No wait! Here’s another contender:
Iain Grant, managing director with Seaboard Group, said the CRTC is demonstrating that its “penchant for insidious meddling has overcome any feeling for industry dynamics or any respect for the power of consumers to make their own decisions.”
Memo to other sensible folk: Say more things like that in public.
But here’s some of the rest of the story which has other good sentences.
‘Economically illiterate’: Bell, Telus denied pricing flexibility they were seeking
Mark Evans and Paul Vieira, Financial Post
Published: Friday, April 07, 2006A much-anticipated decision on how the $10-billion local telephone market will be deregulated was criticized yesterday as telecommunication executives and analysts dismissed it as more evidence the regulator does not grasp the industry’s competitive dynamics.
The most contentious part of the decision is that incumbent carriers such as Bell Canada need to lose 25% market share before they can apply to have a market deregulated, giving them the right to set their own prices.

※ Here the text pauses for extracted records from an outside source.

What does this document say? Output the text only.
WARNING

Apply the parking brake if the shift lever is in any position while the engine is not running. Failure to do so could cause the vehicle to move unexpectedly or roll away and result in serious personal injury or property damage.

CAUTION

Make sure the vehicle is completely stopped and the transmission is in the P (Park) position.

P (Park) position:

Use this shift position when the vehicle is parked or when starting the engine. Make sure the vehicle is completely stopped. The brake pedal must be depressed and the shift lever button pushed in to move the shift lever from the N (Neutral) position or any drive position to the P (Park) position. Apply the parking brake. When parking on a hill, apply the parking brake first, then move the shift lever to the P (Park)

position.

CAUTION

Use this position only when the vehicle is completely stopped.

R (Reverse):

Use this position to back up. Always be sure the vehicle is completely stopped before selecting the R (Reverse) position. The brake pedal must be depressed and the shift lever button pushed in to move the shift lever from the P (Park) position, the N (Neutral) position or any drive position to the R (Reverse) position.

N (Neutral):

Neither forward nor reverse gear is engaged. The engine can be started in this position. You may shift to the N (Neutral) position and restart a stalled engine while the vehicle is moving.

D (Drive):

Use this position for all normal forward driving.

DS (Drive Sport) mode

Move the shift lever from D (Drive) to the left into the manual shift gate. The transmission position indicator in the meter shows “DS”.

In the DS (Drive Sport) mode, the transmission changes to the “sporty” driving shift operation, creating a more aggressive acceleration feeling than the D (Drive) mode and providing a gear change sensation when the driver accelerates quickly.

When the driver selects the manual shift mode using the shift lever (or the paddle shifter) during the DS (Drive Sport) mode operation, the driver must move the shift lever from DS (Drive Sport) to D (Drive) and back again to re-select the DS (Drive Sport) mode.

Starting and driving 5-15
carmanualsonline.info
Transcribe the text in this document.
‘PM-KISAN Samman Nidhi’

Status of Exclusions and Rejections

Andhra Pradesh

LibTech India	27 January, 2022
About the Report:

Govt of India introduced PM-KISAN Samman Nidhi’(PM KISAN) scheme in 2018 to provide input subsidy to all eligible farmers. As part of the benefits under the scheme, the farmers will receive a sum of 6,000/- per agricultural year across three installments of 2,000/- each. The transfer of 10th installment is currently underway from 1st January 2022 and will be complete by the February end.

Even if the 25% threshold is reached, a complex and bureaucratic process means it could take as long as two years before the CRTC approves an application for deregulation.
Large carriers such as Bell Canada and Telus Corp., which were hoping to have the same kind of pricing flexibility as cable rivals, were extremely unhappy with the Canadian Radio-television and Telecommunications Commission’s decision.
Lawson Hunter, vice-president of BCE Inc., which owns Bell, said he is “profoundly” disappointed, describing the decision as “economically illiterate” and a stark contrast to the recent Telecom Review Panel recommendations that aggressively pushed local market deregulation.
“It is still very regulatory and involves a very long process even to get [deregulation],” he said. “It is the same old, interventionist, government-knows-best regulation we have come to expect from this commission.”
Bell said an appeal to the federal Cabinet is a “very strong possibility.”